Nesse sentido, Thiago Augusto Bueno42:
“Não se mostra producente o enfrentamento dos crimes de lavagem de dinheiro com a utilização de bitcoin a partir da simples criminalização do uso do criptoativo. O bitcoin não é ilegal por si próprio, já que não ameaça o monopólio estatal da emissão de moeda, nem se confunde com o crime de moeda falsa. A ilicitude ocorre quando é empregado como instrumento no processo de disrupção da origem ilícita de patrimônio amealhado com a prática de infração penal anterior. É para essas situações que as autoridades devem se atentar e dirigir seus esforços. A política de banimento do bitcoin, além de ineficaz, dado o caráter descentralizado, difuso e transnacional do criptoativo, não é a medida, do ponto de vista de controle penal, mais adequada, devendo ser buscada sua regulação de modo a permitir o implemento de medidas de controle, registro e comunicação das operações e dos usuários, hoje exigíveis das instituições financeiras, às corretoras virtuais (exchanges), responsáveis pela conversão dos valores digitais em moedas soberanas, grande elo entre criptoativos e as moedas estatais.
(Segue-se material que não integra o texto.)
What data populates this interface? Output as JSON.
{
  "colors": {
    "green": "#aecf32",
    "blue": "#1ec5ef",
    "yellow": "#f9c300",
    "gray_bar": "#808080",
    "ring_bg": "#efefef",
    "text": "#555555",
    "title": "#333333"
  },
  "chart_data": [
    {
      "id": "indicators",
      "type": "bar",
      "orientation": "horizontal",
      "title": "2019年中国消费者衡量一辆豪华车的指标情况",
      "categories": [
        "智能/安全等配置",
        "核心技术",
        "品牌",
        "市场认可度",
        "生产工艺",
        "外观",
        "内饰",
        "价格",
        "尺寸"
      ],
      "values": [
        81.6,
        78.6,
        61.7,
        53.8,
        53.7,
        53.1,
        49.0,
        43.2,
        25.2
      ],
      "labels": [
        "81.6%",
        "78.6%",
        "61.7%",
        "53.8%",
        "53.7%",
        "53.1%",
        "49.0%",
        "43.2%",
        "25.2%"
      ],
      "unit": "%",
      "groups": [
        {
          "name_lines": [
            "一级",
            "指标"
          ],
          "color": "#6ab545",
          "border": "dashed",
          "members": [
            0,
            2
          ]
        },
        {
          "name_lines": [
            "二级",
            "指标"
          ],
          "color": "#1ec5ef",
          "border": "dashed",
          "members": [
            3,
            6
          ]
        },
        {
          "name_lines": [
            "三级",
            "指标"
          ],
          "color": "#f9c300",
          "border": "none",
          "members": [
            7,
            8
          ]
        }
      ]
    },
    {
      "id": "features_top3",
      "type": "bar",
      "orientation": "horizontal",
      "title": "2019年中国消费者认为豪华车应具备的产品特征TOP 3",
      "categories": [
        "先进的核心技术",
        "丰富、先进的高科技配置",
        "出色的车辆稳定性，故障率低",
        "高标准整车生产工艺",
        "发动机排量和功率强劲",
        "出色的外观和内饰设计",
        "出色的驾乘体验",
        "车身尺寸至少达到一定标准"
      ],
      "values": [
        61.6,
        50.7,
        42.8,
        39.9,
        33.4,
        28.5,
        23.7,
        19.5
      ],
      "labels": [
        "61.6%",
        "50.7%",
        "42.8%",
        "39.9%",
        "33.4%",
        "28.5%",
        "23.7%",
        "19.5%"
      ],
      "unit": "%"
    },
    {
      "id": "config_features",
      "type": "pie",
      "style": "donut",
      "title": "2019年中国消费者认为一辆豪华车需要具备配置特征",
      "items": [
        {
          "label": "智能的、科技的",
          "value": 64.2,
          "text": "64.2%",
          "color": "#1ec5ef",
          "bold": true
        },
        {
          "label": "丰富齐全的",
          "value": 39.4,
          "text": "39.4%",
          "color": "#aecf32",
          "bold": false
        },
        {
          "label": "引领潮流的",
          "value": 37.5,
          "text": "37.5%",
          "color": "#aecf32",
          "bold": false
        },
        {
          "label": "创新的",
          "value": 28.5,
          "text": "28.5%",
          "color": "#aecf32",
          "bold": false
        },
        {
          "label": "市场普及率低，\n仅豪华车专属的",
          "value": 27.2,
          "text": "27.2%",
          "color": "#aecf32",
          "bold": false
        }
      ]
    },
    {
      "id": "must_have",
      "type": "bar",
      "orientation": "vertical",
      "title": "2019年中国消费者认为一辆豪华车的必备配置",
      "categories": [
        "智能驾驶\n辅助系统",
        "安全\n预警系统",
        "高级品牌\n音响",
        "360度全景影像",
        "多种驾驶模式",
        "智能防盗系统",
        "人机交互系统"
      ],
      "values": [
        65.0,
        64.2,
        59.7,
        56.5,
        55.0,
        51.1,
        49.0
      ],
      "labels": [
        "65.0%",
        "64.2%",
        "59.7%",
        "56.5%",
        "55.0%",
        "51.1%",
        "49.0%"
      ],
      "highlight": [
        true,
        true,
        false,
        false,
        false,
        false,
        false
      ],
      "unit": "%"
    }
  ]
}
Protocolos de registro das operações e de comunicação às autoridades governamentais são ferramentas essenciais no combate ao crime de lavagem de dinheiro. Além disso, de rigor o aprimoramento de ferramentas que permitam o eficiente cumprimento de medidas para bloqueio de valores em wallets, de modo a se garantir a efetividade das decisões judiciais. Tudo isso demonstra a importância da regulação da matéria. No entanto, tal processo deve ser feito com amplo debate, do qual participem agentes do Estado, desenvolvedores de tecnologia e usuários, de modo a se conferir legitimidade e aplicabilidade efetiva”.